During a Thursday afternoon press conference at One Police Plaza, NYPD officials briefed the press on some of the events that went down the night before in which they arrested up 50 people, many of whom are accused of carrying items such as knives, Tasers, hammers, lighter fluid and spray paint.
Commissioner Dermot Shea explained that some of the tactics employed by the protesters originated in literature recovered from those arrested and could be traced back Hong Kong protests earlier this year.
“We saw people with intent of disrupting peaceful protesters and with intent of destruction. This small number of individuals have no regard for safety – some chose violence, officers were struck,” Holmes said. “There was also the term of ‘kettling.’ I don’t even know what that is unless it’s related to cows. Kettling is not used by this department, it is not in any of our patrol guides nor is it part of our training.”
Holmes said the there were acts of violence against officers who she claims were trying to avoid making arrests. Arrests were only made, she said, because people were given an opportunity to clear the streets and did.
Crow bars and fireworks such as M80s were also compiled in the evidence gathered by NYPD officers.
Some of the tactics used by protesters, which NYPD officials say is an evolution from the demonstrations held over the summer of the death of George Floyd.

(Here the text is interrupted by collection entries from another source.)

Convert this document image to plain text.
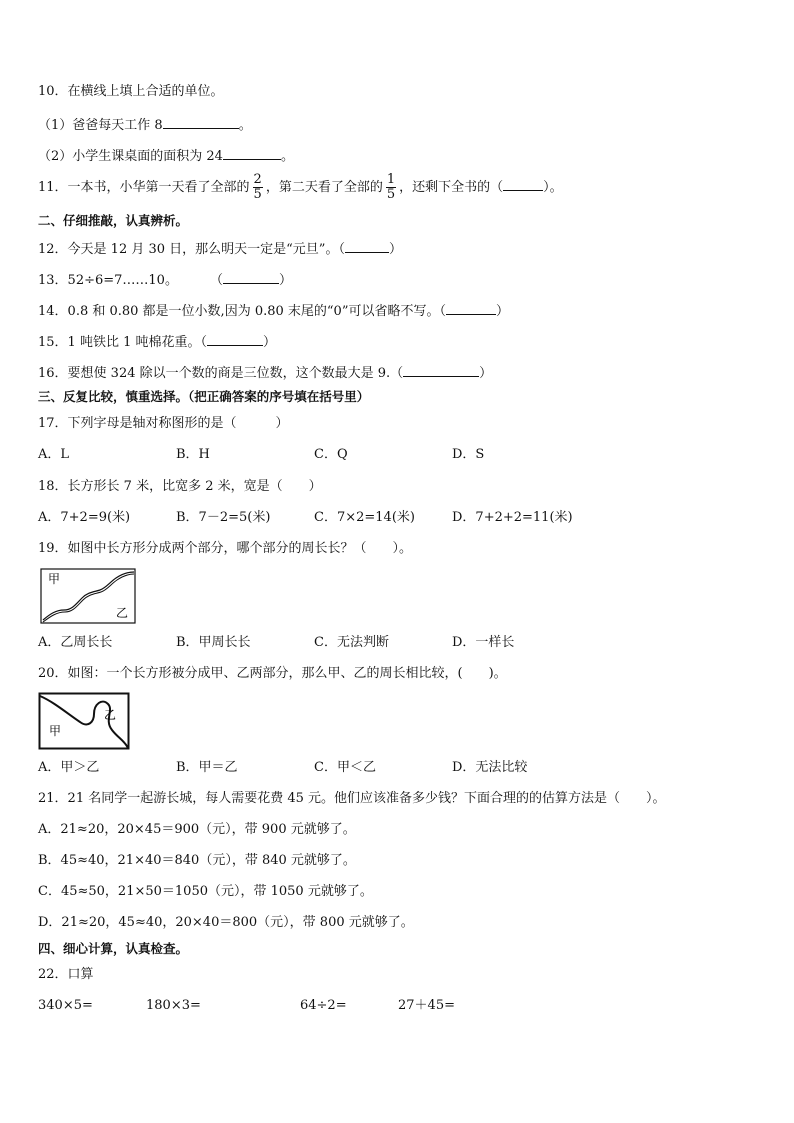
10．在横线上填上合适的单位。
（1）爸爸每天工作 8	。
（2）小学生课桌面的面积为 24	。
11．一本书，小华第一天看了全部的 $\frac{2}{5}$ ，第二天看了全部的 $\frac{1}{5}$ ，还剩下全书的（	）。
二、仔细推敲，认真辨析。
12．今天是 12 月 30 日，那么明天一定是“元旦”。（	）
13．52÷6=7……10。 （	）
14．0.8 和 0.80 都是一位小数,因为 0.80 末尾的“0”可以省略不写。（	）
15．1 吨铁比 1 吨棉花重。（	）
16．要想使 324 除以一个数的商是三位数，这个数最大是 9.（	）
三、反复比较，慎重选择。（把正确答案的序号填在括号里）
17．下列字母是轴对称图形的是（　　　）
A．L	B．H	C．Q	D．S
18．长方形长 7 米，比宽多 2 米，宽是（　　）
A．7+2=9(米)	B．7－2=5(米)	C．7×2=14(米)	D．7+2+2=11(米)
19．如图中长方形分成两个部分，哪个部分的周长长？（　　）。
甲
乙
A．乙周长长	B．甲周长长	C．无法判断	D．一样长
20．如图：一个长方形被分成甲、乙两部分，那么甲、乙的周长相比较，(　　)。
甲
乙
A．甲＞乙	B．甲＝乙	C．甲＜乙	D．无法比较
21．21 名同学一起游长城，每人需要花费 45 元。他们应该准备多少钱？下面合理的的估算方法是（　　）。
A．21≈20，20×45＝900（元），带 900 元就够了。
B．45≈40，21×40＝840（元），带 840 元就够了。
C．45≈50，21×50＝1050（元），带 1050 元就够了。
D．21≈20，45≈40，20×40＝800（元），带 800 元就够了。
四、细心计算，认真检查。
22．口算
340×5=	180×3=	64÷2=	27＋45=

This included the delegation of roles such as throwing objects, set fires, break windows, which one detective said originated in Hong Kong.
De-arrests, in which a person under arrest is pulled away by the larger group, was also part of the “globalization of tactics” mentioned by department officials
Many of those arrested Wednesday night had been arrested before, according to NYPD.
“You see daggers, you see markers, you see the M80s, the stun gun. There’s only one use for a stun gun, right?” Shea said before turning to a question regarding de-escalation. “I would say that [different protesters] are treated exactly the same and if you think of the numbers… we could have 20 or 30 protests that we’re monitoring at the same time. The majority of them – not the biggest protests, some only grow into a several hundred – are handled flawlessly.”
The issue of kettling has become the focus of investigations into the NYPD’s handling of Demonstrations in late May and Early June and included accusations from human rights watch groups and the Legal Aid Society.